No one expects her to play any role in the TV network in the future, other than appearing in videos leading prayers, or in reruns of her old shows. On Monday (April 21), EWTN will devote a day of programming to Mother Angelica, celebrating her birthday and replaying her classic shows. Jesuit priest Mitch Pacwa now fills her chair on the live call-in show.

Sister Mary Catherine seems relieved that the nuns no longer have such a vital part in the network, which has its own board and runs itself. Mother Angelica had stepped down as board chairwoman even before her strokes.

“We gave it all up,” Sister Mary Catherine says. “We’re trying to live more of our monastic life. We pray for the network.”

(OPTIONAL TRIM FOLLOWS)

On most days, pilgrims arrive from all over the world to visit the grounds of the shrine that Mother Angelica built at an estimated cost of more than $30 million, paid for by donations. It has a stone castle with 40-foot-tall turrets for a visitor center, with nine suits of armor, 600-year-old wood plank tables, medieval manuscripts and a gift shop.

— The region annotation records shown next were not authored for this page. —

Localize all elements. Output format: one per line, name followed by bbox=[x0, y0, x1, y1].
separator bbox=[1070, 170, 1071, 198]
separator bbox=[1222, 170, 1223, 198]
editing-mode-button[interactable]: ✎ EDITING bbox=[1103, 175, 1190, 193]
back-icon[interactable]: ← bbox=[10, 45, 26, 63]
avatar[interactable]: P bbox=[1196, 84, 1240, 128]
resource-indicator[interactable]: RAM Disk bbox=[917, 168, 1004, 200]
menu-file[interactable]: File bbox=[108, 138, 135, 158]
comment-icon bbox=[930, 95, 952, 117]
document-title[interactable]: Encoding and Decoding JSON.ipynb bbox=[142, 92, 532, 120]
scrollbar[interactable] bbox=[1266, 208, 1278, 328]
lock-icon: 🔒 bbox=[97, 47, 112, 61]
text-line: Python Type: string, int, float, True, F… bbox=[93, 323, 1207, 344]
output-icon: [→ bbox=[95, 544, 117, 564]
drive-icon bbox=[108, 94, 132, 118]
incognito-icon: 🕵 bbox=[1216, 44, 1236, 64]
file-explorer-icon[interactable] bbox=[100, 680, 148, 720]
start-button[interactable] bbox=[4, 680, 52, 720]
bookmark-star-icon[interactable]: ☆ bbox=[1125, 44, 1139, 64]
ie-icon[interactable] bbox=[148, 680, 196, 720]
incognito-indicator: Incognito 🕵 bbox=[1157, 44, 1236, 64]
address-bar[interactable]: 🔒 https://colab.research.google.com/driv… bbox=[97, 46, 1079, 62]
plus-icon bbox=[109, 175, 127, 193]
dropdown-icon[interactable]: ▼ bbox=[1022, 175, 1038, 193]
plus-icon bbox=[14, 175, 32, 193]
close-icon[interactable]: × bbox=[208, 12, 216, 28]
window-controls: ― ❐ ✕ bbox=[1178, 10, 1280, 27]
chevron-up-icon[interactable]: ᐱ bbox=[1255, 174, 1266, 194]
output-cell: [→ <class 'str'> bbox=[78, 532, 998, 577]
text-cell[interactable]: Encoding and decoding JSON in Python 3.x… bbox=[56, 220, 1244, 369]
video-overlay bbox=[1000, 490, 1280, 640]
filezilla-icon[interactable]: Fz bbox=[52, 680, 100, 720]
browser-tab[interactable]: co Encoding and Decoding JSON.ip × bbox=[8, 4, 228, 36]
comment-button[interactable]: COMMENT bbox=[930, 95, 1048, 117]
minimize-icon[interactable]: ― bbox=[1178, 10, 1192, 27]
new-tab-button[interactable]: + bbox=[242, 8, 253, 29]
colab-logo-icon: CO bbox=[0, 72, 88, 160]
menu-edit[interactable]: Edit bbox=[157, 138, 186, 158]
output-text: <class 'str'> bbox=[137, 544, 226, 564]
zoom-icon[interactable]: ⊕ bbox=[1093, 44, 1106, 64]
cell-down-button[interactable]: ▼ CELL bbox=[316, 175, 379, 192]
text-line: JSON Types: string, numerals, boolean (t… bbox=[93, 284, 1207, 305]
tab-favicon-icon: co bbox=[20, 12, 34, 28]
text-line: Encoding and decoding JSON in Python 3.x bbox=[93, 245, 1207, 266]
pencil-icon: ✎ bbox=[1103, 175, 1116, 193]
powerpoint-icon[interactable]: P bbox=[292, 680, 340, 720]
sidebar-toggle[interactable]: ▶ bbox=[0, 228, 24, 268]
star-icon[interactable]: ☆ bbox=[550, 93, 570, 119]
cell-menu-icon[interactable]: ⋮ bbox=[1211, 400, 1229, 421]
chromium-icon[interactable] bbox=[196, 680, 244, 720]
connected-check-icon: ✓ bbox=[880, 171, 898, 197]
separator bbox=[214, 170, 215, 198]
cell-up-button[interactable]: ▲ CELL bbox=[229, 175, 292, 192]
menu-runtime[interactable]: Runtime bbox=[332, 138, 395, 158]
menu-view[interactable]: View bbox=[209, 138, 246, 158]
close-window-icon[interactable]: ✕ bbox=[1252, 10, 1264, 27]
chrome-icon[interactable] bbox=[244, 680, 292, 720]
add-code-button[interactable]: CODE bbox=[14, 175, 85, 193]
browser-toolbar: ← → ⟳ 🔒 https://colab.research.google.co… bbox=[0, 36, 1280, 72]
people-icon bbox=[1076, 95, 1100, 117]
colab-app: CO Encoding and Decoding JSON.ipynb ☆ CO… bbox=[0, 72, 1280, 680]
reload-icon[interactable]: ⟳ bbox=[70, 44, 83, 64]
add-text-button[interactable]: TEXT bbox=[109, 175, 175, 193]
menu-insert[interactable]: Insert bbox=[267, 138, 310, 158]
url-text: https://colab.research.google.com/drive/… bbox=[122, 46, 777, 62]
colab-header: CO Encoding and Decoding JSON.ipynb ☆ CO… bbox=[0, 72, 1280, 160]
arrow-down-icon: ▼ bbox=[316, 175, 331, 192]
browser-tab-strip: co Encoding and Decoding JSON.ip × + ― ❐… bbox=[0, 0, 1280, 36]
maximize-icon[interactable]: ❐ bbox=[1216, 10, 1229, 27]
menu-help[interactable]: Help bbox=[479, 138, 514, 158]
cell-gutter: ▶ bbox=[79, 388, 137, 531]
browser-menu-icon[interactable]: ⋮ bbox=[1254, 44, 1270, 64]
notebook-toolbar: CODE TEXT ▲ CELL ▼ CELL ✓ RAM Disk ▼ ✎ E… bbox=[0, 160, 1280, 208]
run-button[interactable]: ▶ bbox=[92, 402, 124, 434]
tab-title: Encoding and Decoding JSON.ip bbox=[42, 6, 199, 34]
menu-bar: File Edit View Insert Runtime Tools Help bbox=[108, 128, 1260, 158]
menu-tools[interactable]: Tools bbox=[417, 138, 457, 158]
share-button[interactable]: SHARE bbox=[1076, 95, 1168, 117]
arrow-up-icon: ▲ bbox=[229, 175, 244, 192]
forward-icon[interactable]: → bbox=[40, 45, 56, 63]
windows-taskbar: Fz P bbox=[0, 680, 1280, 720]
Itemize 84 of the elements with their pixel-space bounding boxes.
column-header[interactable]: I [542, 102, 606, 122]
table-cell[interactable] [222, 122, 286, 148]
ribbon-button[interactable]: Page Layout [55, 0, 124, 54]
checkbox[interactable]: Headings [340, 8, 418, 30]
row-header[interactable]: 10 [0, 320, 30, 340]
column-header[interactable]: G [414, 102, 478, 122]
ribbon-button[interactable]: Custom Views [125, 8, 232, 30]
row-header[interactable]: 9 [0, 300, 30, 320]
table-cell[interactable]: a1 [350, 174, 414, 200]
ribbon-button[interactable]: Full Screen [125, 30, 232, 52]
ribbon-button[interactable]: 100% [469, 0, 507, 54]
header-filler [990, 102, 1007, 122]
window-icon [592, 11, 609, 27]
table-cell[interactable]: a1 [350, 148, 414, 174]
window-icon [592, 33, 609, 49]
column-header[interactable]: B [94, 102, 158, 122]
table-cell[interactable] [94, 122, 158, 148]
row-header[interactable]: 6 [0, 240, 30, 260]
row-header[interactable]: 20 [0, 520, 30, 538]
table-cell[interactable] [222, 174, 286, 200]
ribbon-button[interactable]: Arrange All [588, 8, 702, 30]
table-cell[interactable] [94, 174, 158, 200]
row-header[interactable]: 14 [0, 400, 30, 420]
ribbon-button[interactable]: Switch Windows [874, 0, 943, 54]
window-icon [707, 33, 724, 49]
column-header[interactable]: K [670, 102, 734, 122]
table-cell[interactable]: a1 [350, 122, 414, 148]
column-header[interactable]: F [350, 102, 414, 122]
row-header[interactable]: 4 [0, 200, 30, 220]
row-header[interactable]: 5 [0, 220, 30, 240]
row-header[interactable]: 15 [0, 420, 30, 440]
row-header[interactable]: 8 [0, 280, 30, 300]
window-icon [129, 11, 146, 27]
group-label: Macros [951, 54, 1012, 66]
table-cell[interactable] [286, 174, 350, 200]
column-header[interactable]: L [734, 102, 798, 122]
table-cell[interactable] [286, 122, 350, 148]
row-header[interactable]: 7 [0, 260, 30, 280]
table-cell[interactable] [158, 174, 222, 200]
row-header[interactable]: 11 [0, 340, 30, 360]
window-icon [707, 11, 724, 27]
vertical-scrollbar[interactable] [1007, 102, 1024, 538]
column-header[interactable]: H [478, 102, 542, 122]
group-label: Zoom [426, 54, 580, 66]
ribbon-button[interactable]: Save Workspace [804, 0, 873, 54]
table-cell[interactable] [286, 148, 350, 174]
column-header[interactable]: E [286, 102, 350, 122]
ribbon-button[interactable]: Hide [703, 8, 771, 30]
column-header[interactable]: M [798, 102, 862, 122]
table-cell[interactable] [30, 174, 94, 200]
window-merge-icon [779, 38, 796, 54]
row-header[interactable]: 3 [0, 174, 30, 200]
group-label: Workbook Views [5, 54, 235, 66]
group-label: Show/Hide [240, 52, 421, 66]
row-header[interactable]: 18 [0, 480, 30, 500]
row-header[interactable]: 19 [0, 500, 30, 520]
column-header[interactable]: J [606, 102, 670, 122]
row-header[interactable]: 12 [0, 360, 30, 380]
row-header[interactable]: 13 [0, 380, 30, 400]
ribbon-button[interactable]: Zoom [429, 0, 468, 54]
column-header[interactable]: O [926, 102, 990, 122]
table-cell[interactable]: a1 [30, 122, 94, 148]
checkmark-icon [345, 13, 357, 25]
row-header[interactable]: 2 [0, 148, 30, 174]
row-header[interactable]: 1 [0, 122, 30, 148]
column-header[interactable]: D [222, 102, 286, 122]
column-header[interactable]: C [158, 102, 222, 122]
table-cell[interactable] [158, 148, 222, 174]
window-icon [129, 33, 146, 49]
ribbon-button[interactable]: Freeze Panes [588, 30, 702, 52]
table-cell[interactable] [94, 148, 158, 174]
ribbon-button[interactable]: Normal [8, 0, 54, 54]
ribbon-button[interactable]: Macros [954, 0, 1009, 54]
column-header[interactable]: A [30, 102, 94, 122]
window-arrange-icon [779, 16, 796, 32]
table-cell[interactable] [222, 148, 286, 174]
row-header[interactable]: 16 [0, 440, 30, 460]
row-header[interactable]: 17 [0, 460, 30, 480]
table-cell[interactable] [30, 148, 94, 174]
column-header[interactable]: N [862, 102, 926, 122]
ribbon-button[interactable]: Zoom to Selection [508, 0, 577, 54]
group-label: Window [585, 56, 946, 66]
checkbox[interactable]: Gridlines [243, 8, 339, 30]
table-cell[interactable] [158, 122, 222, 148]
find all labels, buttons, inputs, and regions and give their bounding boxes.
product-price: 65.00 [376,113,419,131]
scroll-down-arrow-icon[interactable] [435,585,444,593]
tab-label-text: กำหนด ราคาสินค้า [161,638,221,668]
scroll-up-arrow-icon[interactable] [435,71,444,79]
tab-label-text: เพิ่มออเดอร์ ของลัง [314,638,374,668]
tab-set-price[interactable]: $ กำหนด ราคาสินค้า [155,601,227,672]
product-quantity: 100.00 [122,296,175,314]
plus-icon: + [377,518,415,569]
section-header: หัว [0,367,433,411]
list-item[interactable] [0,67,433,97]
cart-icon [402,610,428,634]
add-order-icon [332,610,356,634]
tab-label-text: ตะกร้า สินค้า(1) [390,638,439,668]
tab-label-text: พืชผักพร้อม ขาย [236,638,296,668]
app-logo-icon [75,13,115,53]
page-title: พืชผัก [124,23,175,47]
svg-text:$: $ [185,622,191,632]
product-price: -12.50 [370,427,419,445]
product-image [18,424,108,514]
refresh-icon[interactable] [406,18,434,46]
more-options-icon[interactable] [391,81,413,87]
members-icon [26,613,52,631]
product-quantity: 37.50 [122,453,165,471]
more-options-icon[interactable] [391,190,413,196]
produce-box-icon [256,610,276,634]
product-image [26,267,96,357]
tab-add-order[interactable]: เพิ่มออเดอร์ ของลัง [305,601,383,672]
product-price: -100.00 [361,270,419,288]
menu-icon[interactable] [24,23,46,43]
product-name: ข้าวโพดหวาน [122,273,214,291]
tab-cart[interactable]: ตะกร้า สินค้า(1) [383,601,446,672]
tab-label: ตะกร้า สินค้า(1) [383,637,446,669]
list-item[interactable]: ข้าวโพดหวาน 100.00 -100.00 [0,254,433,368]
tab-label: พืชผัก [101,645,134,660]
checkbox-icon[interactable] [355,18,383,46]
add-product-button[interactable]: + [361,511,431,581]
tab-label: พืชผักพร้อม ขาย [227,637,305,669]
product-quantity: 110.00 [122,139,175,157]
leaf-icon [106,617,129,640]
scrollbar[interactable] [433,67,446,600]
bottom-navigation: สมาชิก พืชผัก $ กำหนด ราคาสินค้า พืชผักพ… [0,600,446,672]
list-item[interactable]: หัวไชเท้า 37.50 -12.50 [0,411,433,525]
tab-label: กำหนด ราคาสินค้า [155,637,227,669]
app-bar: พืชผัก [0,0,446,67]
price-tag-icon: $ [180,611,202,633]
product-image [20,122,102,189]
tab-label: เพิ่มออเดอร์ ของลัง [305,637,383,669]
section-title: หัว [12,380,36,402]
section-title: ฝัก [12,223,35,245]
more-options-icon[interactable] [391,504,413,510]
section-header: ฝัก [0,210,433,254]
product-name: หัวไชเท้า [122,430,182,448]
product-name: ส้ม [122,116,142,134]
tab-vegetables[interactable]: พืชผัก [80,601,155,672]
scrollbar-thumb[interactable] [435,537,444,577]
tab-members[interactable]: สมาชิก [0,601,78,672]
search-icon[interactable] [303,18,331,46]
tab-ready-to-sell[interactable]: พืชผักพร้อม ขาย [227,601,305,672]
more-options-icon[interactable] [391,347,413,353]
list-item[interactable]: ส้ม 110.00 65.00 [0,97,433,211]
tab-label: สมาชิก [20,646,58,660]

Sometimes the woman born Rita Rizzo on April 20, 1923, in Canton, Ohio, greets her fans through the iron bars. A few months ago, Filipino pilgrims brought in guitars and sang to her, tears in their eyes. Mother Angelica grips the hands of visitors firmly and lifts her gaze to meet their eyes. Asked about greeting her longtime viewers, Mother Angelica tries to answer.

“We watch them,” she says. “And as loyal as … ”

The words fail her. Her eyes shift down and her expression conveys a quiet gratitude.